Sticking with what’s familiar to us can feel like the safe option. The need to keep ourselves safe is inbuilt. Sometimes that can get a bit out of kilter though and Anxiety can creep in. A toddler has no choice but to explore new things because to them the whole world is new – every smell, every sight, every noise, every feeling. I think the below snap is the perfect representation of how a toddler so often very boldly takes their first independent steps into the unknown. Do we always need to fear the unknown? I would say, to preserve our mental wellness it’s important that we sometimes embrace the unknown.

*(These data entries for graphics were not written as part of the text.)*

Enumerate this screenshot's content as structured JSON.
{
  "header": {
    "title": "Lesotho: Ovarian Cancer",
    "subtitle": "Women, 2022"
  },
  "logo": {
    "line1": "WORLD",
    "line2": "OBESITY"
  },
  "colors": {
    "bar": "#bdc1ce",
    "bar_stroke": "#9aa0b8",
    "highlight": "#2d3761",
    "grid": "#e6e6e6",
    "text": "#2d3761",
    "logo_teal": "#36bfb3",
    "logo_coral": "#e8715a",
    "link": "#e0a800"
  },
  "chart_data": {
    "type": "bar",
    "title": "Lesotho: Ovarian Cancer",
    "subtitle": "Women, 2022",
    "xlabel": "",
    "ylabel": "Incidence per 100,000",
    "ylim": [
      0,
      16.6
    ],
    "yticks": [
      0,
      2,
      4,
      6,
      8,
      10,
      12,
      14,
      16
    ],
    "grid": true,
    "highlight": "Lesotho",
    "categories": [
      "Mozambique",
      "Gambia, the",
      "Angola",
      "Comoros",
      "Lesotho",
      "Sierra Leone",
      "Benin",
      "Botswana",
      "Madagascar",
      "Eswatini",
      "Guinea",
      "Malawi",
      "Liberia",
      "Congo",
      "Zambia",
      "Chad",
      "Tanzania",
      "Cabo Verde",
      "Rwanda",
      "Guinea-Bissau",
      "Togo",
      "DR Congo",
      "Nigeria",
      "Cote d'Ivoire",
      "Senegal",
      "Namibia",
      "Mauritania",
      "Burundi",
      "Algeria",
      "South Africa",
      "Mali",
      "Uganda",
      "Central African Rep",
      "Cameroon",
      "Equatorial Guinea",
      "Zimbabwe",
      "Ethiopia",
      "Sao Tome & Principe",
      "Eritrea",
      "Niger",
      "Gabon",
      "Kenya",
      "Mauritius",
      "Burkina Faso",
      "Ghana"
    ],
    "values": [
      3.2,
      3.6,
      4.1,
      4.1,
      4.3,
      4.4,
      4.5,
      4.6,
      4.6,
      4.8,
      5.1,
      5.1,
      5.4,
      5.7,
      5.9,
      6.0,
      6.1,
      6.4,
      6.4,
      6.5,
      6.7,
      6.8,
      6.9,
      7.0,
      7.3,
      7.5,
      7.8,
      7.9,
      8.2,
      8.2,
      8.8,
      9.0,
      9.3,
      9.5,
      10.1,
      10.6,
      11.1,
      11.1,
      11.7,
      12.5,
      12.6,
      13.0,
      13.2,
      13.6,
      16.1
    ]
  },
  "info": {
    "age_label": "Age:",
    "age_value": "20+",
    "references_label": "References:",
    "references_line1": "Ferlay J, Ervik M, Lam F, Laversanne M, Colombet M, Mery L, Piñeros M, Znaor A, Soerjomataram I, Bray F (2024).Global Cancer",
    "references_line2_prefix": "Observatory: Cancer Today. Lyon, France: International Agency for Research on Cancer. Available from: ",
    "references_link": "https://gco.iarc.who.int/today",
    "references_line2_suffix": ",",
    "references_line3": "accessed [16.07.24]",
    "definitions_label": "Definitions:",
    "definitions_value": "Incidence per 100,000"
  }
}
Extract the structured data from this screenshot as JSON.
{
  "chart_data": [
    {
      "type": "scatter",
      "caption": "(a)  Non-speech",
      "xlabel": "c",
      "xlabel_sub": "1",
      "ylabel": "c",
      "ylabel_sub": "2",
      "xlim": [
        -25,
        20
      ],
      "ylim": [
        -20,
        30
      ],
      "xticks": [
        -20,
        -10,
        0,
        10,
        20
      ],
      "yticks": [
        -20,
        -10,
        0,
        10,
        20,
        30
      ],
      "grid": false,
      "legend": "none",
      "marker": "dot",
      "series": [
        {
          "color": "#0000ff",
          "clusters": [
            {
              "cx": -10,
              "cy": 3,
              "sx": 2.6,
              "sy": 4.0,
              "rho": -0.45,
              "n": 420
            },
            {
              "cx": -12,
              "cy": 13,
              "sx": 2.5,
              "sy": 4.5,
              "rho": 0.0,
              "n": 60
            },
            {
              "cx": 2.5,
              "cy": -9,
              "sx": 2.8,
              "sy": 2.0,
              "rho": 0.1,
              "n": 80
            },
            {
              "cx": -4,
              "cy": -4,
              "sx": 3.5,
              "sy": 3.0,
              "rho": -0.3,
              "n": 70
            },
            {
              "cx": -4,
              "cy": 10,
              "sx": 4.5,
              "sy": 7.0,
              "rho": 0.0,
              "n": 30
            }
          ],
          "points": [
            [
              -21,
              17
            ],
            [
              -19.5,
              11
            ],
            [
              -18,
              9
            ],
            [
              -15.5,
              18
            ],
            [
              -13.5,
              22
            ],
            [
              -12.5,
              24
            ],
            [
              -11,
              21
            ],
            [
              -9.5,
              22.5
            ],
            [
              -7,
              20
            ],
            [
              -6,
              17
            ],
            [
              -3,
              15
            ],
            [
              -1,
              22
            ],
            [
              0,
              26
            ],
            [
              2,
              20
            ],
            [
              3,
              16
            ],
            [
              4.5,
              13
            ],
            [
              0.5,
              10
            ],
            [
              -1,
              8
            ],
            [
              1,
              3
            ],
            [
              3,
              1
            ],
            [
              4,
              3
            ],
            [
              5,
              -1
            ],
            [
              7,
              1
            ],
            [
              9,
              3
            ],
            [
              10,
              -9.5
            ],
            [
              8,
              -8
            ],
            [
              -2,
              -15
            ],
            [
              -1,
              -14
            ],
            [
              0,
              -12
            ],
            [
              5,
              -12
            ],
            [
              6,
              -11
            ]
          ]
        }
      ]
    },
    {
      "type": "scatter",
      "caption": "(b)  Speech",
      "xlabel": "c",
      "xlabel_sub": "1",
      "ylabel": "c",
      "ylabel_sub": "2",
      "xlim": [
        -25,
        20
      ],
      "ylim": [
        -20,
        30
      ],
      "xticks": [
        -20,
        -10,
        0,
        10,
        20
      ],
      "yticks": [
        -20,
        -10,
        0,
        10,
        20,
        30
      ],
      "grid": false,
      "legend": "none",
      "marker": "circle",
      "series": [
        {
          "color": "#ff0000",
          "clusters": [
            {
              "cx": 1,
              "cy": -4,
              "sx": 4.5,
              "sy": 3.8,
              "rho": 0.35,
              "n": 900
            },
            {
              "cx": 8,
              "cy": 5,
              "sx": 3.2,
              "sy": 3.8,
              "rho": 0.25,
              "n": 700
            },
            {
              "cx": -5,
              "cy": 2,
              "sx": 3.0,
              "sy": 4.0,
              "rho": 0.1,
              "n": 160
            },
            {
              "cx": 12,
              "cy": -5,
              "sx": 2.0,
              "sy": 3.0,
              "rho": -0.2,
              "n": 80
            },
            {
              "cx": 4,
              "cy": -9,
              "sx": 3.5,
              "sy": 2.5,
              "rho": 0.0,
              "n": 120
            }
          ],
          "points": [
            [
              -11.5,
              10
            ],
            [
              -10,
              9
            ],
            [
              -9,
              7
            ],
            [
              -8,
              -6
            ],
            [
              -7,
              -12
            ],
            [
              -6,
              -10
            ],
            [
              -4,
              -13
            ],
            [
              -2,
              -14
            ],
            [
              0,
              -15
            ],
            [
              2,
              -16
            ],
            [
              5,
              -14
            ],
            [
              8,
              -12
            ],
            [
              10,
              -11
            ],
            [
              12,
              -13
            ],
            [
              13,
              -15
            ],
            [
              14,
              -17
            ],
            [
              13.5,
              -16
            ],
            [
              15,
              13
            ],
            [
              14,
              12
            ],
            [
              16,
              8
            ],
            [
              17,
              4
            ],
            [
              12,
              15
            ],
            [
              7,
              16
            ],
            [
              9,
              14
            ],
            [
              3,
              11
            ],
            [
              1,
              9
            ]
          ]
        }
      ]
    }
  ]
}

Be bold in the way you view the world and all it has to offer. Push yourself to explore new things and engage all five of your senses when experiencing these things. Whether it is big travel plans, visiting a new park in your local neighbourhood, trying a new cuisine, applying for that dream job at work. We all need boundaries to keep us safe but how will you ever know if those boundaries are needed if you don’t push yourself outside of them occasionally. I have written about this a bit before here, when I took a trip into central London with Miss EEE. I treated it as a bit of a science experiment at the time. My conclusion – I should definitely push myself to explore more!
5. Get More Sleep
The average 18 month old probably needs between 10 and 14 hours of sleep in a 24 hour period. Yes, as adults we need less, but we still need more than some of us get in order to maintain our mental wellness. Sleep deprivation is of course par for the course when you’re a new parent to an extent but I think it’s important that you find ways to maximise your Zzz’s as far as possible. A lot of the advice about good sleep hygiene for a toddler can also apply to you as a parent.
- Switch off from screens before bed – ideally about 2 hours before bed turn off all screens. This includes backlit e-Readers. Pick up a good old fashioned paper book why not?
- Nap – Perhaps more applicable/ achievable if you are not working as you can sleep when your child sleeps quite often. If you are a working parent however, there is no shame in catching forty winks on the sofa once your babies in bed, while your dinner’s in the oven. Make sure you set an alarm though!
- Prioritise your sleep – I wrote a post about guilt free self-care not so long ago (here), where I talked about how I had decided to just leave my floordrobe where it was and get myself all tucked up. It may be helpful to think about what you really MUST do before you go to bed rather than what you think you SHOULD do. You wouldn’t tell your toddler they need to finish threading pasta onto a string before they get to go to bed so why would you treat yourself any differently?
Sleep is such an important part of my self care routine. It may be worth paying more attention to for you too if you want to improve your mental wellness.